Jokowi: Jangan intervensi eksekusi mati

ATA

This is AI generated summarization, which may have errors. For context, always refer to the full article.

Jokowi: Jangan intervensi eksekusi mati
Menlu Retno katakan tindakan Brasil tak dapat diterima karena langgar Konvensi Wina.

 

 

JAKARTA, Indonesia — Presiden Joko “Jokowi” Widodo, Selasa, 24 Februari, kembali menegaskan posisinya tentang hukuman mati, beberapa hari setelah calon Duta Besar RI untuk Brasil ditolak oleh Presiden Brasil Dilma Rousseff.

“Jumat malam saya dikabari mengenai kejadian credential dari Bu Menteri Luar Negeri, dan saya perintahkan Pak Dubes kita di Brasil ditarik ke tanah air,” kata Jokowi kepada wartawan di Istana Merdeka, Selasa.

“Pertama yang perlu saya sampaikan secara tegas, bahwa jangan ada yang intervensi masalah eksekusi mati karena itu adalah kedaulatan hukum kita. Kedaulatan politik kita. Dan hukum positif kita ada mengenai hukuman mati ini,” tegas Jokowi.

“Masalah Brasil kenapa saya tarik, karena ini adalah masalah kehormatan negara, kehormatan bangsa. Buat saya itu masalah besar,” lanjut Jokowi.

Sebelumnya, pada Jumat, 20 Februari, pemerintah Indonesia memanggil pulang Duta Besar untuk Brasil Toto Riyanto setelah Presiden Dilma Rousseff menolak menerima surat kepercayaan.  
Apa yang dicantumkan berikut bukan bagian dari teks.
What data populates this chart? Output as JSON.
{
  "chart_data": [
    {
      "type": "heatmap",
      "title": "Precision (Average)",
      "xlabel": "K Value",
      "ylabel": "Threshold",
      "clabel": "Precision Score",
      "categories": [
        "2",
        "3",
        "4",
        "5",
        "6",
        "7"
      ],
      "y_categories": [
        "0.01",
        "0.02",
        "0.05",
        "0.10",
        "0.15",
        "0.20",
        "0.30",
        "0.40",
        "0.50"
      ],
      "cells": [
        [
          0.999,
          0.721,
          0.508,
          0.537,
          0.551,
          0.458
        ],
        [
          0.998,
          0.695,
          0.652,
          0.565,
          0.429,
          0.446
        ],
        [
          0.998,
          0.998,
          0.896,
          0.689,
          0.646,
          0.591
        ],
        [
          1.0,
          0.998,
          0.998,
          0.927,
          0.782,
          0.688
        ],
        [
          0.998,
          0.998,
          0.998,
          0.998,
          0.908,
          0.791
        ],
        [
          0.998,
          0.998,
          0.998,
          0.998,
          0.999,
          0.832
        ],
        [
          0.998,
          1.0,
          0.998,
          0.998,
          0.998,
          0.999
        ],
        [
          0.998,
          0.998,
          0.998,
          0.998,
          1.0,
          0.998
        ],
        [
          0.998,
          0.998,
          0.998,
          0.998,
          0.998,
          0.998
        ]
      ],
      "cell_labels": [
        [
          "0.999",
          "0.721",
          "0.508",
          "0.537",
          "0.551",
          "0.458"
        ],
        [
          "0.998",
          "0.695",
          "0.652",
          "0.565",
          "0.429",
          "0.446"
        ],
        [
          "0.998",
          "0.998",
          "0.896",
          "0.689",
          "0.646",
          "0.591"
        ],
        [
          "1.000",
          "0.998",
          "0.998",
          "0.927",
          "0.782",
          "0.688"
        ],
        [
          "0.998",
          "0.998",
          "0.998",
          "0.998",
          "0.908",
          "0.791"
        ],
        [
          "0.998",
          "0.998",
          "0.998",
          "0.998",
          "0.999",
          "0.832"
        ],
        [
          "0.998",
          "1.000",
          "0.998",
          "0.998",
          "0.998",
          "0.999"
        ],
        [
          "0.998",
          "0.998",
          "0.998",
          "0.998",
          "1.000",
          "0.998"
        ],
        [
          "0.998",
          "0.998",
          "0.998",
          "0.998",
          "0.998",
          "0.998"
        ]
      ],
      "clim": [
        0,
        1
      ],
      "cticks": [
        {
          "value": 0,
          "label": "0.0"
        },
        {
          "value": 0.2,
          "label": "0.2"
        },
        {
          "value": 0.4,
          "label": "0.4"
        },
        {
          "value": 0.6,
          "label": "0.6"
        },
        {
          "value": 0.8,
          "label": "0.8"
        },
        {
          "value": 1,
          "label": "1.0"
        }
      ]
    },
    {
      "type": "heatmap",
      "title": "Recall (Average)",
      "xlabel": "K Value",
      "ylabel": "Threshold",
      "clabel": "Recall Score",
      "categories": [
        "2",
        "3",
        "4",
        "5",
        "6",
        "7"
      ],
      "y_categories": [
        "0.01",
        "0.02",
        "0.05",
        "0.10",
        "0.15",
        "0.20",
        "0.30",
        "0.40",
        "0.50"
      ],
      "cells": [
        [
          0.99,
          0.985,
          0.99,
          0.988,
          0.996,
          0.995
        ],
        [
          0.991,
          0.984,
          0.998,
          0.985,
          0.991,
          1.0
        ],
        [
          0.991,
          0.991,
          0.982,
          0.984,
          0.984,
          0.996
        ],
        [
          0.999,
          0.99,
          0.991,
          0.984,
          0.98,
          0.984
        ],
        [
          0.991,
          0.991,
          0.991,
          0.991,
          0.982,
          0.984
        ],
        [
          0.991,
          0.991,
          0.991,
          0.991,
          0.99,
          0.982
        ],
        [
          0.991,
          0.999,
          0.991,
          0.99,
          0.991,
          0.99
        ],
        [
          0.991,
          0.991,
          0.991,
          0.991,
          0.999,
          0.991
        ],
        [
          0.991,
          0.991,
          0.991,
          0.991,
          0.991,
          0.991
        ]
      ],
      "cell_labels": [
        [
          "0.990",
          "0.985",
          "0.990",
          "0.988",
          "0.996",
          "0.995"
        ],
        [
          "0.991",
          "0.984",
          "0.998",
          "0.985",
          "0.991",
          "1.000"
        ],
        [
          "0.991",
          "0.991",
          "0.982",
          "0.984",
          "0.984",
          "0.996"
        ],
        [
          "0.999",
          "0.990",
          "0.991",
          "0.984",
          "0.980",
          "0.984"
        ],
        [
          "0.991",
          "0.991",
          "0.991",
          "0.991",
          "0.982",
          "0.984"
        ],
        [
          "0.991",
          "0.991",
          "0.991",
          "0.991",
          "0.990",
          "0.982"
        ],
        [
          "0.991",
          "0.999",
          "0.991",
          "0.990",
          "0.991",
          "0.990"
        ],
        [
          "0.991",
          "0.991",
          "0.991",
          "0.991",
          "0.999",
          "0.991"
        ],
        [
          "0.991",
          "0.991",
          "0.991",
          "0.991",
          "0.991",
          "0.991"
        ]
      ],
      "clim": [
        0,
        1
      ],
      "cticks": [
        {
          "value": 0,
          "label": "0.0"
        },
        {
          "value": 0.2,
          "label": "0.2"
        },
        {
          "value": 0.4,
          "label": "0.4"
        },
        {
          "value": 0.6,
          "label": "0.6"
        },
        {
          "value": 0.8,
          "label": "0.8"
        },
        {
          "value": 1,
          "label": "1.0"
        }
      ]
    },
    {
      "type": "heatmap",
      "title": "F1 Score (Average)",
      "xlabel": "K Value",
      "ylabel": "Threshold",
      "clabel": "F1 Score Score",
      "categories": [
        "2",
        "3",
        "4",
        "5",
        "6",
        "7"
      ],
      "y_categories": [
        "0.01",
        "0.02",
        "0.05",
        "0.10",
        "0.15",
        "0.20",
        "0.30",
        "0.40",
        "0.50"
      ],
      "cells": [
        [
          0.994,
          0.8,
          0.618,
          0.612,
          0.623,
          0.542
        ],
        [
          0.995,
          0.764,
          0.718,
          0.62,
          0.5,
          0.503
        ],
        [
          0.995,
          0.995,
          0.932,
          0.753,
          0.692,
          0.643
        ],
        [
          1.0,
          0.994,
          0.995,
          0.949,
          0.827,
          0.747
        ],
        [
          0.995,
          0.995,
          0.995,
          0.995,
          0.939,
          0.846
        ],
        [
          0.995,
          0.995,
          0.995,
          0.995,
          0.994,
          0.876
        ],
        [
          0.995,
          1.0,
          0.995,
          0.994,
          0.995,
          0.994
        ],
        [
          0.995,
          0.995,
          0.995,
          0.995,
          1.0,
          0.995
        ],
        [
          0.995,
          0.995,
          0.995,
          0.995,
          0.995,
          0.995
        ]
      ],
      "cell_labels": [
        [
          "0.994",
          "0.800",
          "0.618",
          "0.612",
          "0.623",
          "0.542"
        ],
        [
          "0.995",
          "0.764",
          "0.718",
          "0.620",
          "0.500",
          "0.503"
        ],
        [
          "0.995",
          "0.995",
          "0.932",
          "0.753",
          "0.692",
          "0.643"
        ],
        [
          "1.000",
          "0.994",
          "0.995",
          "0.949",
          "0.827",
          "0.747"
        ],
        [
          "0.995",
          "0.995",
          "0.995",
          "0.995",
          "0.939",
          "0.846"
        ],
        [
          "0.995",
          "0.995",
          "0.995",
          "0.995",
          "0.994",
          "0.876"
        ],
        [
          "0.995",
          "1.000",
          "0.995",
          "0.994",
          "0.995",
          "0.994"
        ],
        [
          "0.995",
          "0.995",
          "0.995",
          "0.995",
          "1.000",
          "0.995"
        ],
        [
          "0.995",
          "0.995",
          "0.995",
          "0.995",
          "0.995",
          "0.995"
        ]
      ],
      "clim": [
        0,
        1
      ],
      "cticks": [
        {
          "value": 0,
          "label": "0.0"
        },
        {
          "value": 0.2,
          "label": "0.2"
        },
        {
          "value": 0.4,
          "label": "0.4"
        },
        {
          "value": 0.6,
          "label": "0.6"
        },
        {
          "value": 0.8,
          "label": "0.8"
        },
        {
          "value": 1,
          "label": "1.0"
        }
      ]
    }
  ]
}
Jokowi mengakui bahwa sebelumnya ia menerima telepon dari Presiden Rousseff terkait warganya yang terancam hukuman mati di Indonesia. Ia juga menerima permintaan keringanan dan pengampunan dari Presiden Prancis. Namun Jokowi kembali menekankan bahwa perihal eksekusi mati adalah “masalah kehormatan dan martabat bangsa”.

Jangan ada yang intervensi masalah eksekusi mati karena itu adalah kedaulatan hukum kita. Kedaulatan politik kita.

“Kita ingin hubungan baik, bersahabat baik dengan negara manapun. Tapi kalau kejadian seperti, kita tegas mesti tarik,” ungkapnya. 

Presiden Brasil Dilma Rousseff menolak menerima credential (surat kepercayaan Duta Besar) Toto sebagai bagian dari protes terhadap eksekusi warga negaranya.

“Kami pikir perubahan situasi penting untuk memperjelas keadaan hubungan Indonesia dan Brasil,” kata Rouseff, Jumat, 20 Februari.

Marco Archer Cardoso Moreira, yang ditangkap tahun 2003 dalam upaya menyelundupkan 13,4 kilogram kokain, menjalani hukuman mati di LP Nusa Kambangan pada 18 Januari 2015. Pengajuan grasi dari Rouseff ditolak oleh Jokowi.

Warga Brasil lainnya, Rodrigo Gularte, kini sedang menanti eksekusi yang belum jelas jadwalnya karena menyelundupkan 6 kilogram kokain pada tahun 2004. Keluarga Gularte telah minta pengampunan dari pemerintah Indonesia. Ini pun ditolak oleh pemerintah.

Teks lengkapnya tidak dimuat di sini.